Experimental Setup

Datasets

To cover a wide range of use cases, we evaluate SVS on standard datasets of diverse dimensionalities (\(d=25\) to \(d=768\)), number of elements (\(n=10^6\) to \(n=10^9\)), data types and metrics as described in the table below.

Dataset

d

n

Encoding

Similarity

n queries

Space (GiB)

gist-960-1M

960

1M

float32

L2

1000

3.6

sift-128-1M

128

1M

float32

L2

10000

0.5

deep-96-10M

96

10M

float32

cosine similarity

10000

3.6

glove-50-1.2M

50

1.2M

float32

cosine similarity

10000

0.2

glove-25-1.2M

25

1.2M

float32

cosine similarity

10000

0.1

t2i-200-100M

200

100M

float32

inner product

10000

74.5

deep-96-100M

96

100M

float32

cosine similarity

10000

35.8

deep-96-1B

96

1B

float32

cosine similarity

10000

257.6

sift-128-1B

128

1B

uint8

L2

10000

119.2

Evaluation Metrics

In all benchmarks and experimental results, search accuracy is measured by k-recall at k, defined by \(| S \cap G_t | / k\), where \(S\) are the ids of the \(k\) retrieved neighbors and \(G_t\) is the ground-truth.
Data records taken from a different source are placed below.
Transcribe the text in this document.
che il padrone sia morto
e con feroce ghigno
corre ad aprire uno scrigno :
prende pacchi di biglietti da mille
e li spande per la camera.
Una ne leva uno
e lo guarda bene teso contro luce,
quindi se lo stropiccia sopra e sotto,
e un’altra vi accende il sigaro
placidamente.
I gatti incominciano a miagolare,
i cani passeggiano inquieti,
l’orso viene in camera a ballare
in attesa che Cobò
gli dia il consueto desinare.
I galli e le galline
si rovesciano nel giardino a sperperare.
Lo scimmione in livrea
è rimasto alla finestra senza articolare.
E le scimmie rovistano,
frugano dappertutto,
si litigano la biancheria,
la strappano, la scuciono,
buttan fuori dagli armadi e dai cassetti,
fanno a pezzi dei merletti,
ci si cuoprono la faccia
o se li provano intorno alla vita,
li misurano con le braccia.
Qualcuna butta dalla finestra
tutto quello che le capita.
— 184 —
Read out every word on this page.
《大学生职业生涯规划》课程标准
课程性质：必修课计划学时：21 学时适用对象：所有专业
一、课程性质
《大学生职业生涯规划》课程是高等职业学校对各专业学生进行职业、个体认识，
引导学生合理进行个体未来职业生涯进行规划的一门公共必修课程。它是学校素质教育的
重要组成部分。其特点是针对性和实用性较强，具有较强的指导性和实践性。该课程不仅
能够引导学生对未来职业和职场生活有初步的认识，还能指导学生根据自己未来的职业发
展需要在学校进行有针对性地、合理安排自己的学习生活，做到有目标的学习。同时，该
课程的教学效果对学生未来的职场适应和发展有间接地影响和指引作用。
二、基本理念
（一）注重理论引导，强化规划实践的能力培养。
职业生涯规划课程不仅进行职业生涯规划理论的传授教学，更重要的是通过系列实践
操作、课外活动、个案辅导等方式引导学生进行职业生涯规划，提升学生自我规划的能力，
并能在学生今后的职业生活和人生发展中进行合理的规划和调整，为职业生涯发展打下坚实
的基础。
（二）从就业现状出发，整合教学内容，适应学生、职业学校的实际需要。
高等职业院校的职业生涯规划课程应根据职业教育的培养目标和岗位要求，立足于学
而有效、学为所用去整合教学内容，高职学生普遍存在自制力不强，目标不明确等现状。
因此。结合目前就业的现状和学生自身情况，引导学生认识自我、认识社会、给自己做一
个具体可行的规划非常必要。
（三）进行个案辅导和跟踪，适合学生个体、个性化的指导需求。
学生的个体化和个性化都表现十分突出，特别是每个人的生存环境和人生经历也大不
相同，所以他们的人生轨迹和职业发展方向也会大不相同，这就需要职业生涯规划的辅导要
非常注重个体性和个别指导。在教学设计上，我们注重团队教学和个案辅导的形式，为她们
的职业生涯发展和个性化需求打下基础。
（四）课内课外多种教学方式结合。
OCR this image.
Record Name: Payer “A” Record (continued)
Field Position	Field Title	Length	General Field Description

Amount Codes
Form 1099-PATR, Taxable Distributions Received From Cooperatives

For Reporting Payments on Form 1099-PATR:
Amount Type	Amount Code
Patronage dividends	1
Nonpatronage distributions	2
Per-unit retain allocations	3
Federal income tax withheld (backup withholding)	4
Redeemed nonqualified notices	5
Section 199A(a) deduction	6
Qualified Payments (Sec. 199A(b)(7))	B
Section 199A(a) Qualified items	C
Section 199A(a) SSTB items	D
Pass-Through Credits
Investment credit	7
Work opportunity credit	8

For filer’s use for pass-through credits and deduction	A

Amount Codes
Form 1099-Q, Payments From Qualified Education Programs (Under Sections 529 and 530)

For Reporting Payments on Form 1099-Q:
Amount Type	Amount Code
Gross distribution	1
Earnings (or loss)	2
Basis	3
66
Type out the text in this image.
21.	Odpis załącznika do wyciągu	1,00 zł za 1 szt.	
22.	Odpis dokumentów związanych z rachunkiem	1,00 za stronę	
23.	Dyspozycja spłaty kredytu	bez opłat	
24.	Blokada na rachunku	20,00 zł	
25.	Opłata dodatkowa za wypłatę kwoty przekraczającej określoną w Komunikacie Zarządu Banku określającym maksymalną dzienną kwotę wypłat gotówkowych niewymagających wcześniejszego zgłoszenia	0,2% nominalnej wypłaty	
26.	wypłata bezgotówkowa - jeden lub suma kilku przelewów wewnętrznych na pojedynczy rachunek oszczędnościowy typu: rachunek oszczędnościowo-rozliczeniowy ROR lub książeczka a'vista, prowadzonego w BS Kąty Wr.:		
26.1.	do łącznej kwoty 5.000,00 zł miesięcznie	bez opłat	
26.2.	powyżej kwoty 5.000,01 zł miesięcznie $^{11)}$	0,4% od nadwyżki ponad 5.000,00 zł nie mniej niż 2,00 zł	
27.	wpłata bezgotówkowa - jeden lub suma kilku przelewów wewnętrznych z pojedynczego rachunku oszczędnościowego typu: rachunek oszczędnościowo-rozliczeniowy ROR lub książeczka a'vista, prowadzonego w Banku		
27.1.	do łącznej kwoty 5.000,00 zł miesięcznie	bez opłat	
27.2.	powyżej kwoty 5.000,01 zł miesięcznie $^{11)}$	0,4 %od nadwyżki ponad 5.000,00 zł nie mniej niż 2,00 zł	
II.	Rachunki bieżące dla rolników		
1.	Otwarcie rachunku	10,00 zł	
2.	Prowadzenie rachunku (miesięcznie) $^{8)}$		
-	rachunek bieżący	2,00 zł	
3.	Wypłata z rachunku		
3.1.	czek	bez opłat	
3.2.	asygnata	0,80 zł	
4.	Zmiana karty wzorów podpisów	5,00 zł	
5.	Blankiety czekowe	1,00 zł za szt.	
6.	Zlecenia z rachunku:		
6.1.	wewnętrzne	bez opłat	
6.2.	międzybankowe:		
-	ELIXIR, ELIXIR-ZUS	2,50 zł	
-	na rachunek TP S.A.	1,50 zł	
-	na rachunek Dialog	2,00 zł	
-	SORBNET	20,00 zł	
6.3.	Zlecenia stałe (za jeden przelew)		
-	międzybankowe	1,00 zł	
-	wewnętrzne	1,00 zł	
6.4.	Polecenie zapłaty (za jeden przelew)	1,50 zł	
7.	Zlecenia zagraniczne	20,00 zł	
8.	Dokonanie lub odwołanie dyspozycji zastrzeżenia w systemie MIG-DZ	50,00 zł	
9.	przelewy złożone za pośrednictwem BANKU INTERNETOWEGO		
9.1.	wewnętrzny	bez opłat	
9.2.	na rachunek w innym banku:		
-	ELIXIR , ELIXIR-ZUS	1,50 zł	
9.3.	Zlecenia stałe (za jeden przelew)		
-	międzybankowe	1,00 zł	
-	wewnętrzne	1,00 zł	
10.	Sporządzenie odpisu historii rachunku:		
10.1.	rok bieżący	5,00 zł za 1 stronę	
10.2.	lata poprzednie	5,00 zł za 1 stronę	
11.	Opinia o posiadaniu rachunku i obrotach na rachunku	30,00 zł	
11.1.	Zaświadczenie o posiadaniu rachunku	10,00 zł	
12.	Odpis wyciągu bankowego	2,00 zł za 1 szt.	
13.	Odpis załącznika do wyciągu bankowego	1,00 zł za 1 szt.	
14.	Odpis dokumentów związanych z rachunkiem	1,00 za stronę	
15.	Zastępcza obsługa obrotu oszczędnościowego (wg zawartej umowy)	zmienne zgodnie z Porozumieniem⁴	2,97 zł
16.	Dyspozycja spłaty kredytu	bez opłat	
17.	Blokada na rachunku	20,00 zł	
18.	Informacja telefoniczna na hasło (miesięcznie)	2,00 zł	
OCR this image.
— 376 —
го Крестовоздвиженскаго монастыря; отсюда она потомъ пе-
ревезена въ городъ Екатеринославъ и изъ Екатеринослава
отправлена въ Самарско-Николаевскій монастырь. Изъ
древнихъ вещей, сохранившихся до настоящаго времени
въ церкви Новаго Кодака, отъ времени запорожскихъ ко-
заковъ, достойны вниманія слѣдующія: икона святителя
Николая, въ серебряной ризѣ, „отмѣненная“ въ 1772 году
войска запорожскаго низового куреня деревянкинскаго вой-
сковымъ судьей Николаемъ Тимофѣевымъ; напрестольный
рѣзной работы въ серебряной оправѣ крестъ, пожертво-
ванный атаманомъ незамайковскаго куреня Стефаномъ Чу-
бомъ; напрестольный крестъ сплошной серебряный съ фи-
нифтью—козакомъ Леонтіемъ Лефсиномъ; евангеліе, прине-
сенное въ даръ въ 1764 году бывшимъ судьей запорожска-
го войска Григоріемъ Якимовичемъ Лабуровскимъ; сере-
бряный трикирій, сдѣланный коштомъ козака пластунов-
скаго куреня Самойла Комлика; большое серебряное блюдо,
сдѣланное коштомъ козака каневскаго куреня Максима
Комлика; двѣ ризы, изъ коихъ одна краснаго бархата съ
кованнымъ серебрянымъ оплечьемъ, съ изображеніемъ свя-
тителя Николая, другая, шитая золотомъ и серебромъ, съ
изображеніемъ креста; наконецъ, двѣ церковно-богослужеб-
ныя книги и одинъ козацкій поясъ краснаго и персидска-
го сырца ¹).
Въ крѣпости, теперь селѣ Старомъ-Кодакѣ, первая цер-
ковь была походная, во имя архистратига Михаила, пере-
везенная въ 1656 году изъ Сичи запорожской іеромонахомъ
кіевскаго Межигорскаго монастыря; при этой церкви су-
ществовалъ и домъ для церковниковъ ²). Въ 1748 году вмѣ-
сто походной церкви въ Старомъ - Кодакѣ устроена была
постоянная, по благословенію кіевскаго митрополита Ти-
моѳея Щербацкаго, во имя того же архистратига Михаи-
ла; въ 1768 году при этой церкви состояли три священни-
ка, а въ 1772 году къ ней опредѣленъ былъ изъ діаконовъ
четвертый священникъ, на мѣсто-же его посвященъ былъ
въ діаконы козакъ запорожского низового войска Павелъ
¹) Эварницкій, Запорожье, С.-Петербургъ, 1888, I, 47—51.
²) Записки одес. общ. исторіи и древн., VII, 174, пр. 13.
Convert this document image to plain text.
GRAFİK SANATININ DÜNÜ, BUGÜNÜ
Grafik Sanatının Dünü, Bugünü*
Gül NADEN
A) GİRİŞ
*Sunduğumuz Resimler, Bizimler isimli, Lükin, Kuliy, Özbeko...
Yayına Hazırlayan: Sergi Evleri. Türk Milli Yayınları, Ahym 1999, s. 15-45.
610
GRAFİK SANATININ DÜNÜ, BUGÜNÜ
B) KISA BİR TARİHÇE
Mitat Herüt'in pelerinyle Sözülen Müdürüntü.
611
We use \(k=10\) in all experiments. Search performance is measured by queries per second (QPS).

Query Batch Size

The size of the query batch, which will depend on the use case, can have a big impact on performance. Therefore, we evaluate batch sizes: 1 (one query at a time or single query), 128 (typical batch size for deep learning training and inference) and full batch (determined by the number of queries in the dataset, see Datasets).